Going the distance to confirm a galaxy with almost no dark matter
Three years ago, a team of astronomers led by Yale’s Pieter van Dokkum surprised the scientific community with the discovery of a far-off galaxy that contained little or no dark matter.
The discovery, made using NASA’s Hubble Space Telescope, had the potential to upend well-established theories about how galaxies form and evolve. That is because dark matter — the invisible scaffolding that accounts for most of the universe’s mass — is considered essential for creating and shaping galaxies.
But how could a galaxy exist with almost no dark matter? Some astronomers speculated the finding was incorrect. Specifically, they questioned the accuracy of distance measurements from Earth to NGC 1052-DF2 — the galaxy with no dark matter.
Now, in a new study published in The Astrophysical Journal Letters, van Dokkum and Yale graduate student Zili Shen have pinpointed the distance to DF2 and confirmed the earlier finding.
“We went out on a limb with our initial Hubble observations of this galaxy in 2018,” said van Dokkum, Yale’s Sol Goldman Family Professor of Astronomy. “I think people were right to question it because it’s such an unusual result. It would be nice if there were a simple explanation, like a wrong distance. But I think it’s more fun and more interesting if it actually is a weird galaxy.”

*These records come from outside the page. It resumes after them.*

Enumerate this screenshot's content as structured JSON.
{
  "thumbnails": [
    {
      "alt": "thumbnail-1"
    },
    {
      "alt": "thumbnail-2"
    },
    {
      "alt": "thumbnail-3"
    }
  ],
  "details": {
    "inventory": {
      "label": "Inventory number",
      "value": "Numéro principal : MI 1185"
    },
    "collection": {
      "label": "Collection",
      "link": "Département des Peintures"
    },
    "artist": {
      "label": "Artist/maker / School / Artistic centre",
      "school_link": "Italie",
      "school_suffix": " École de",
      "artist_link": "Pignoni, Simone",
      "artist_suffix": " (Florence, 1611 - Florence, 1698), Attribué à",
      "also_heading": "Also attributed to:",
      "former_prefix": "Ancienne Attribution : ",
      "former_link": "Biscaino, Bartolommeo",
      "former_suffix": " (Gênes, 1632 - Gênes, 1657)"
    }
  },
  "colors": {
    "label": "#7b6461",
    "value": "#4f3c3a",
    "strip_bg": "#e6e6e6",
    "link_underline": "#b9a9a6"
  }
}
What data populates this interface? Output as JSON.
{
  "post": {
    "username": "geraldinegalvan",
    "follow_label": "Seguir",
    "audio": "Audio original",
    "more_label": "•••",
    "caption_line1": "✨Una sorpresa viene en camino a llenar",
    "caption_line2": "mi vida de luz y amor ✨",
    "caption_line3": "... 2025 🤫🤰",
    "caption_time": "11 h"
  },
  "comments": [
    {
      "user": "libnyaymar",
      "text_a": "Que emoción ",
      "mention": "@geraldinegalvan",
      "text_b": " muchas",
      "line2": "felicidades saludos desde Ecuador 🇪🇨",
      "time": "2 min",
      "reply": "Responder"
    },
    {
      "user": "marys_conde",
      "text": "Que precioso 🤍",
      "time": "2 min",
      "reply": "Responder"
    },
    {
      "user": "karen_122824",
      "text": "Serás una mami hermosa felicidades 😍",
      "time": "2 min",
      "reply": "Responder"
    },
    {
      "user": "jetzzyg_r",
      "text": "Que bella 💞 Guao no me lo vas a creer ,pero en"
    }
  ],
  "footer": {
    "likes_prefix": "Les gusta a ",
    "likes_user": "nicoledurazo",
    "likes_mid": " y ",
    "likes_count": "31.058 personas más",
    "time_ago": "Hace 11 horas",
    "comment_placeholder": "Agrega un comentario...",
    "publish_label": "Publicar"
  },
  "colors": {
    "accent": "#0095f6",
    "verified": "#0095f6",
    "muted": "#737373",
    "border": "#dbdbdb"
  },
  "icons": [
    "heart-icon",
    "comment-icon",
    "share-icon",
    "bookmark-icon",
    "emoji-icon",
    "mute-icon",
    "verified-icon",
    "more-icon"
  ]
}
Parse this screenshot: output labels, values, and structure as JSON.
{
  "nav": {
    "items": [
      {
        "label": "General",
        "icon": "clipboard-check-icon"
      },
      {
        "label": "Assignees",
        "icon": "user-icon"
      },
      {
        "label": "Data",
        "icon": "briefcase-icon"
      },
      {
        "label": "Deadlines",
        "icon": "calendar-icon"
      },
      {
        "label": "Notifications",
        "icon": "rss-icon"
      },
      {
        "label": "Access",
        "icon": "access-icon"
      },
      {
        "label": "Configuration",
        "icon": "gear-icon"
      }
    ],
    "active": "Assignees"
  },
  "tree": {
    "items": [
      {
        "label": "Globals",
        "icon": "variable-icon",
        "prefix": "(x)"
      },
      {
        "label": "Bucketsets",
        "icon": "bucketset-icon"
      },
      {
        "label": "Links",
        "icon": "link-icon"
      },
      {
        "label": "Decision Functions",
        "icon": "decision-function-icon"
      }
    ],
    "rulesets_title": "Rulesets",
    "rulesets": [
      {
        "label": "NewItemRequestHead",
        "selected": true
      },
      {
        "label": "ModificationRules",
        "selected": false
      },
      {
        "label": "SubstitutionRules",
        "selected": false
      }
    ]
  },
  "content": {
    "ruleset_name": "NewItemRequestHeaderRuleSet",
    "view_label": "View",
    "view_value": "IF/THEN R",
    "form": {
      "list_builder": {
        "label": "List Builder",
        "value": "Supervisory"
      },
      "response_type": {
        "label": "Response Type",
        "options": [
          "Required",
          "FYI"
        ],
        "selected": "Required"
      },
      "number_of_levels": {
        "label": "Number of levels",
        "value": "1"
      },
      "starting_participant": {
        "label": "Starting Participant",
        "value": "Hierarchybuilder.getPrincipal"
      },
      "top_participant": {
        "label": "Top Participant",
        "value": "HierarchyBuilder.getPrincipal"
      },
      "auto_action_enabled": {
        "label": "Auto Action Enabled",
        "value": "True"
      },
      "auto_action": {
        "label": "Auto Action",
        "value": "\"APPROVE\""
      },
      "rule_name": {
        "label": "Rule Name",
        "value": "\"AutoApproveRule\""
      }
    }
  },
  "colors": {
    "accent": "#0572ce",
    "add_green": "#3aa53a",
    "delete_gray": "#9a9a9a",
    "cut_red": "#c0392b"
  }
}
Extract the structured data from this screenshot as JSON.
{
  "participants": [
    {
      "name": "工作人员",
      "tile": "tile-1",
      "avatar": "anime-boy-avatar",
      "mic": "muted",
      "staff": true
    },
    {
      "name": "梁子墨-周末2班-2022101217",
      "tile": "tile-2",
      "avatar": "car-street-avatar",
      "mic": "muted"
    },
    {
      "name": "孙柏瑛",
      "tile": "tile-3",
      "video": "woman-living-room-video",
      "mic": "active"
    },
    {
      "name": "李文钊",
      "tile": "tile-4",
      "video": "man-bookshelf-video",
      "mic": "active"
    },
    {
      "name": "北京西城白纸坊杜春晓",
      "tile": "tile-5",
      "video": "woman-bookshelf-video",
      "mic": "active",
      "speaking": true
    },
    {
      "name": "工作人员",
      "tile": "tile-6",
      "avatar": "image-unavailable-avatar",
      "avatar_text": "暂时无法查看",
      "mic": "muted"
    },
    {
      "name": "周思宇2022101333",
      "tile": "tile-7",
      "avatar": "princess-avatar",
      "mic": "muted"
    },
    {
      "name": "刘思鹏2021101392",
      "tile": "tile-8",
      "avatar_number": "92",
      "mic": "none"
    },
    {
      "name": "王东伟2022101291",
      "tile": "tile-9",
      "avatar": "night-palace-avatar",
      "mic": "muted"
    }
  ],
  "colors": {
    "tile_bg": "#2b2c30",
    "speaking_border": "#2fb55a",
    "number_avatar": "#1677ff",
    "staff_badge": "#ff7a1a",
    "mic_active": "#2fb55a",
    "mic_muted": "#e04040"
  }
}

Knowing the distance to DF2 is crucial to determining its dark matter content. The calculation of total mass is based on the motions of the stars within the galaxy; their velocities are influenced by the pull of gravity. The researchers found that the observed stellar mass, which depends on distance, matches the galaxy’s overall mass, with minimal room left for dark matter.
However, if DF2 were closer to Earth, as some astronomers claim, it would be intrinsically fainter and less massive. The galaxy, therefore, would have more dark matter to account for the observed effects of the total mass.
In the original study, van Dokkum’s team estimated that DF2 was 65 million light-years away. Other scientific teams, working independently, put the distance at 42 million light-years away.
For their new distance measurement, van Dokkum and Shen used Hubble’s Advanced Camera for Surveys to grab long-exposure images of DF2. They targeted aging, red giant stars on the outskirts of DF2 and used the stars’ brightness to calculate the distance from Earth.
“Studying the brightest red giants is a well-established distance indicator for nearby galaxies,” Shen said.
They determined the distance at 72 million light-years away, essentially confirming the initial finding.
“For almost every galaxy we look at, we say that we can’t see most of the mass because it’s dark matter. What you see is only the tip of the iceberg,” van Dokkum said. “But in this case, what you see is what you get. Hubble really shows the entire thing. That’s it. It’s not just the tip of the iceberg, it’s the whole iceberg.”
Yet the mystery of how a galaxy formed with almost no dark matter remains.
After van Dokkum’s original study in 2018, former Yale astronomer Shany Danieli, of the Institute for Advanced Study, found a second galaxy — NGC 1052-DF4 — that is also nearly devoid of dark matter. Danieli is a co-author of the new study. In 2020, a separate research group found 19 dwarf galaxies that may be lacking in dark matter, as well.
“There’s a saying that extraordinary claims require extraordinary evidence, and the new distance measurement strongly supports our previous finding that DF2 is missing dark matter,” Shen said. “Now it’s time to move beyond the distance debate and focus on how such galaxies came to exist.”